So, you and your rewards credit card have decided to go your separate ways. It happens. Presumably, you’ve taken a good look at your spending habits and the rewards you’ve accumulated – before you reached your final decision that your rewards card isn't working for you.
There is no one-size-fits-all solution: the best rewards card is always the one that suits you and your lifestyle. But before you break out the scissors, there are a few do’s and don’ts you should know to ensure that the cancellation goes smoothly and that you don’t lose any of your hard-earned rewards in the process.
What to Do Before Closing a Rewards Credit Card
1. Get your payments in order
Most credit card issuers don’t like unfinished business, so they’ll require you to pay off any remaining balance in full before closing your account. That also includes any pending transactions yet to appear on your statement.
And don’t forget about any automatic payments that you have set up on your rewards credit card. Be sure to make new arrangements with those companies so you don’t miss any payments. You may also be able to transfer your balance over to another credit card.
2. Read the fine print
Get out your reading glasses and go over the terms of your cardholder agreement. If you paid an annual fee for your card, it’s important to check what happens to the fee you paid in the event of cancellation before the year is up.

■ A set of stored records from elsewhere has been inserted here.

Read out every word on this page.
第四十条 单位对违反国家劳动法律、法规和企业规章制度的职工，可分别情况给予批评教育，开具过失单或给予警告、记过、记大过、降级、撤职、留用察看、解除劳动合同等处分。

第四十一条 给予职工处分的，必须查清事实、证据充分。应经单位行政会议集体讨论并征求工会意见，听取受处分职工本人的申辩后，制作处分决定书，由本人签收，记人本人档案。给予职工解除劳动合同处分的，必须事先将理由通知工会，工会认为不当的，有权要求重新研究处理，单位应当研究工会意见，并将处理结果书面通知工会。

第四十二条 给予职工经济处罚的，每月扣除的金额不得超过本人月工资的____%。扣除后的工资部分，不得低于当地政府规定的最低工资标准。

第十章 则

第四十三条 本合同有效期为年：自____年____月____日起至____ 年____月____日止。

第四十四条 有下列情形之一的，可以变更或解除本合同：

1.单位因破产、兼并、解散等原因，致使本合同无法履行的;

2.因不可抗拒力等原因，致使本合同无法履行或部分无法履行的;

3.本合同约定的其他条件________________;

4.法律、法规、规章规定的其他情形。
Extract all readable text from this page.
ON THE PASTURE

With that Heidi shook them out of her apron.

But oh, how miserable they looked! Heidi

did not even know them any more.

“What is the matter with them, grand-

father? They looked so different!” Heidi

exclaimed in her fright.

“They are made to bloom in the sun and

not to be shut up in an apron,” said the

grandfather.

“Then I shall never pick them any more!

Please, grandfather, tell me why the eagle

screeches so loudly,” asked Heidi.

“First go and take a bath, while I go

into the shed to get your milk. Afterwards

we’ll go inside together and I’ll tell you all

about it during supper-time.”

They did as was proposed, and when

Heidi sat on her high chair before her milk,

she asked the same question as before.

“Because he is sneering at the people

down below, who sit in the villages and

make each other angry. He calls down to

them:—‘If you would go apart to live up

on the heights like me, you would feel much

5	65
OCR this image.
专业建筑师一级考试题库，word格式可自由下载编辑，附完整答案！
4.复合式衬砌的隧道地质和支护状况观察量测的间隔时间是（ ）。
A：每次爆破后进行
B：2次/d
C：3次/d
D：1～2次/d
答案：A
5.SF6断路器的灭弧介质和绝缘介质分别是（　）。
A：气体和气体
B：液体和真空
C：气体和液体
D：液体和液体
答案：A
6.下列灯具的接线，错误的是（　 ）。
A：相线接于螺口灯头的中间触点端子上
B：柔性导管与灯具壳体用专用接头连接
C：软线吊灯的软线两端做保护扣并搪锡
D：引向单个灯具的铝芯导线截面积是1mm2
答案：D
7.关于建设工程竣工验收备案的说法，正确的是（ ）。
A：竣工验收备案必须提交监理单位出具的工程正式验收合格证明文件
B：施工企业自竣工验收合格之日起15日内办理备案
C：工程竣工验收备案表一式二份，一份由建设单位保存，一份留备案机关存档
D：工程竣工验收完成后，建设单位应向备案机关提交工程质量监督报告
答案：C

You may be entitled to a rebate for any unused portion, and where you are in your billing cycle is important.
If there’s no chance of a rebate, you may get more value by keeping the card for the rest of the year. At least you’ll be able to earn a few more points/miles before you cancel.
3. Talk to the issuer
Credit card companies aren’t happy about losing loyal customers, so even though you’ve already made the decision to close your account, let them know why when you call to cancel.
If you feel like the annual fee is too high, tell them, and you may be able to get it waived for the upcoming year, especially if you’ve done a lot of spending on your card. Or, they may offer to throw a few bonus miles your way to keep your business. It doesn’t hurt to try and negotiate — there’s nothing to lose — but don’t go into the call expecting to get offered an incentive to stay. It doesn’t always happen.
What Not to Do Before Closing a Rewards Credit Card
1. Don’t leave rewards on the table
Luckily, in most cases, once you’ve earned points or miles on your credit card, they’re yours to keep even if you cancel the card. If your card earns you rewards with a hotel or airline program, those points/miles get deposited right into your frequent flier or hotel loyalty account and can’t be taken back. Still, always ask the issuer to confirm what happens to your points/miles after the card is canceled.
Canceling a credit card run by a bank or credit card issuer can be more complicated. When canceling cards from Chase Ultimate Rewards, American Express Membership Rewards and Citi ThankYou Rewards, you may indeed forfeit your earned rewards. The easiest way to avoid this is to redeem all your points before canceling.
If that’s not possible, read up on your specific issuer’s terms.
Chase lets you transfer your points to another Ultimate Rewards points-earning card before you close your account. American Express gives you 30 days from the date of cancellation to redeem your Membership Rewards points if you have another, active AmEx card. Citi ThankYou points must be redeemed within 60 days of cancellation, or shared with another member within 90 days.
2. Don’t just cut and run
If you are going ahead with closing your reward credit card, it’s a good idea to talk to the issuer regardless. Cutting up your card is just part of the equation — closing a credit card might affect your FICO score since one of the factors it takes into account is the length of your credit history. Call the 1-800 number listed on the back to notify the issuer and to note that the cancellation of the account was at your request.
It’s a small point, but it's better to have this recorded on your credit report.